I’m hoping someone could help me figure out why I’m seeing the following things at the same time:
the resist point is <78% of homes but the heat resist is >74% of homes… I would have expected the two of them to be similar, not diverging… does this indicate I have a well insulated house but a very inefficient heat pump? (if anything, it’s the other way around)
The heat balance point is the outdoor temperature at which, when your heat runs, it can no longer raise the temperature in your home. High values are better, and that can mean good insulation, but it could also mean oversized unit. You have to look at some of the other data to decipher that. For example, your heat runtime per degree day is about average, which means your system is likely sized properly. Oversized units would have low runtime per degree day.
Your resist balance point is the outdoor temperature at which your home neither heats nor cools. It’s a value for sure, but not one to put a ton of weight in.
Ok, so if the resist balance point is calculated when no equipment is running, shouldn’t that always be equal to the set point? Or does it simply show how much passive heat is being generated in the home (from humans, cooking, sunlight, etc.) coupled with how well that heat is retained?
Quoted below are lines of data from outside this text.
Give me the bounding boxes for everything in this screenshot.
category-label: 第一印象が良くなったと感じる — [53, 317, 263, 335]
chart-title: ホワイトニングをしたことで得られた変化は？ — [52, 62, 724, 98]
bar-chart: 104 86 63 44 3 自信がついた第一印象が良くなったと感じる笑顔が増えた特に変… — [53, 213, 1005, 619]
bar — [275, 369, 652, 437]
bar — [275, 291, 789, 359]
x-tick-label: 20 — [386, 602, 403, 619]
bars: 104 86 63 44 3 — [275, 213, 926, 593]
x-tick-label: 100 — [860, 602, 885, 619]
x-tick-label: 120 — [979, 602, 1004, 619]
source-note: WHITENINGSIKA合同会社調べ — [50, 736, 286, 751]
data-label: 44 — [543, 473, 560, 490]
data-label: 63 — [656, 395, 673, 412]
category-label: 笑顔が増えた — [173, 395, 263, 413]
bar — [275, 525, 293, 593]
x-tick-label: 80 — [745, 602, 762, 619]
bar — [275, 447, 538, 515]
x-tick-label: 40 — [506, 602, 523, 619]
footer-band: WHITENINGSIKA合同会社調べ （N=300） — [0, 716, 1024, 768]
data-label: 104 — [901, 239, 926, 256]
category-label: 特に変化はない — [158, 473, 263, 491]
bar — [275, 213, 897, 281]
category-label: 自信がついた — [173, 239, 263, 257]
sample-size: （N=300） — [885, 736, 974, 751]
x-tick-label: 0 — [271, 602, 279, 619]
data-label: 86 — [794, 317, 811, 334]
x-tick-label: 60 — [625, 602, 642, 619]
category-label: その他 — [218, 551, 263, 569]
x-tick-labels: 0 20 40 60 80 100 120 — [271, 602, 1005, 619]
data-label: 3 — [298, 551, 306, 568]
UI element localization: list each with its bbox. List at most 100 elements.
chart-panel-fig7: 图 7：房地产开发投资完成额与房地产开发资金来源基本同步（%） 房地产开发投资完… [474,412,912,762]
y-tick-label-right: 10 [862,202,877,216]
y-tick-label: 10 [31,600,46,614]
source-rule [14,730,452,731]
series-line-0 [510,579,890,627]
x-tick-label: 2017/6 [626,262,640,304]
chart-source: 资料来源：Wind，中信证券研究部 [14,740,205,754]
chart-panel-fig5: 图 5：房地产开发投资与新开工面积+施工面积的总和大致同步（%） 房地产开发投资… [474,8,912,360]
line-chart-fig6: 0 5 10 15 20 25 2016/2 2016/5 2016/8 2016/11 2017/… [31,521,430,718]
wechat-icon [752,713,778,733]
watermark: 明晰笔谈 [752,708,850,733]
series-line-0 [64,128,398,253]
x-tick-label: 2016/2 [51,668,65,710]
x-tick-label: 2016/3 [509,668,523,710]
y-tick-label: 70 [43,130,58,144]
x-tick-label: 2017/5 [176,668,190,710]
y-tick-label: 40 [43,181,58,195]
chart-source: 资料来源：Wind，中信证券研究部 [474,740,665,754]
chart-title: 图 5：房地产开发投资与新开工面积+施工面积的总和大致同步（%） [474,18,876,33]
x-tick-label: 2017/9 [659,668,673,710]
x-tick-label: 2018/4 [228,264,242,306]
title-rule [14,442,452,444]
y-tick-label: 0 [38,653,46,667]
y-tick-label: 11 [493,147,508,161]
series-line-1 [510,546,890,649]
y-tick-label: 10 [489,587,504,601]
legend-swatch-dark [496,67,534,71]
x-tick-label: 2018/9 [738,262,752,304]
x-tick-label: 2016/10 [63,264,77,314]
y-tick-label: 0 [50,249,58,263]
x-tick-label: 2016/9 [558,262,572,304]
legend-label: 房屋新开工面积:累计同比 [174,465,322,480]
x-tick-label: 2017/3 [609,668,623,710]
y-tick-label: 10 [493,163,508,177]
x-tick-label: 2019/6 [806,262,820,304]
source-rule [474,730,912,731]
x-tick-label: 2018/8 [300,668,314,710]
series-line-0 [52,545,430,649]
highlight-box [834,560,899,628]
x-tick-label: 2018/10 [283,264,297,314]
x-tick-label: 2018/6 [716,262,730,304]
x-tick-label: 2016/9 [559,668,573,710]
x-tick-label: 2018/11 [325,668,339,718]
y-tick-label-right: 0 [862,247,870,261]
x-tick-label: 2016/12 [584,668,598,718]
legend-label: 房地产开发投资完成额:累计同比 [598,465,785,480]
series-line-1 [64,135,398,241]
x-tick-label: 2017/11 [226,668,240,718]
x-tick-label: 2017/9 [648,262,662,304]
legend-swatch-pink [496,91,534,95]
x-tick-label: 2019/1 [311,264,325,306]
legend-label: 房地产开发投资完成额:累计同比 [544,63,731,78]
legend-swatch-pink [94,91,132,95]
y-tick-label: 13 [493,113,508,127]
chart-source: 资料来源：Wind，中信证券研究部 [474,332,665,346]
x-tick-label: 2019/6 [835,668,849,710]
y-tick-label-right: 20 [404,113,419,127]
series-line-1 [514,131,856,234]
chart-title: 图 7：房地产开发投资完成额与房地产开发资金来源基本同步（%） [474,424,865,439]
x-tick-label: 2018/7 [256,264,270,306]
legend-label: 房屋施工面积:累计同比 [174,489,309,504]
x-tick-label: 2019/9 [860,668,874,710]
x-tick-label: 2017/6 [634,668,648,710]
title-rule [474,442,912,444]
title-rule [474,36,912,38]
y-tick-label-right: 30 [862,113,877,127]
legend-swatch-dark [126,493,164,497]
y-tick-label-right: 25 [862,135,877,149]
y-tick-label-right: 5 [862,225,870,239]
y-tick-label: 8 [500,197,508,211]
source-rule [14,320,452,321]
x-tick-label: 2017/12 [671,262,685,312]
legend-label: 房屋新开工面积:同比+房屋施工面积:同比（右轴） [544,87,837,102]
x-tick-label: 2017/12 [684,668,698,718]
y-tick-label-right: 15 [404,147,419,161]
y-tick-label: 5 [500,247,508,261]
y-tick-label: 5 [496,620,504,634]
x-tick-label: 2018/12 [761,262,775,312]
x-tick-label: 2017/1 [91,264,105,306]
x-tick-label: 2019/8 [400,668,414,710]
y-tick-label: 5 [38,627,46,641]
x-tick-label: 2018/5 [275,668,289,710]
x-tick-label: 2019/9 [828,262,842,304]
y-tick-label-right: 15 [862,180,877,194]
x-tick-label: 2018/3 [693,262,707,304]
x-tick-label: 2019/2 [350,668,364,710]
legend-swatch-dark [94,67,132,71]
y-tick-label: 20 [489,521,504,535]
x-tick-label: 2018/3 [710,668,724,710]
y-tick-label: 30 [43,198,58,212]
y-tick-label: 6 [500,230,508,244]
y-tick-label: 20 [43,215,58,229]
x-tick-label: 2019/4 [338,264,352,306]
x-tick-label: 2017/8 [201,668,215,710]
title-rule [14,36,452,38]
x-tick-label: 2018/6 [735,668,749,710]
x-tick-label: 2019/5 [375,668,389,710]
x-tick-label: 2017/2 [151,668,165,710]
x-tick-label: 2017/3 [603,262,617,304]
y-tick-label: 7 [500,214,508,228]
In that case, would it be fair to say that the figures are saying that my home is less efficient at heating (or retaining that heat) than average, but we generate (and/or retain) more passive heat than average?
I wouldn’t use the word “efficient” necessarily…it’s just that your home naturally stops warming or cooling around 55°F. Better for cooling, worse for heating.
If you’re talking about the heating balance point - no. The heat balance point corresponds to your heating system runtime, not anything passive.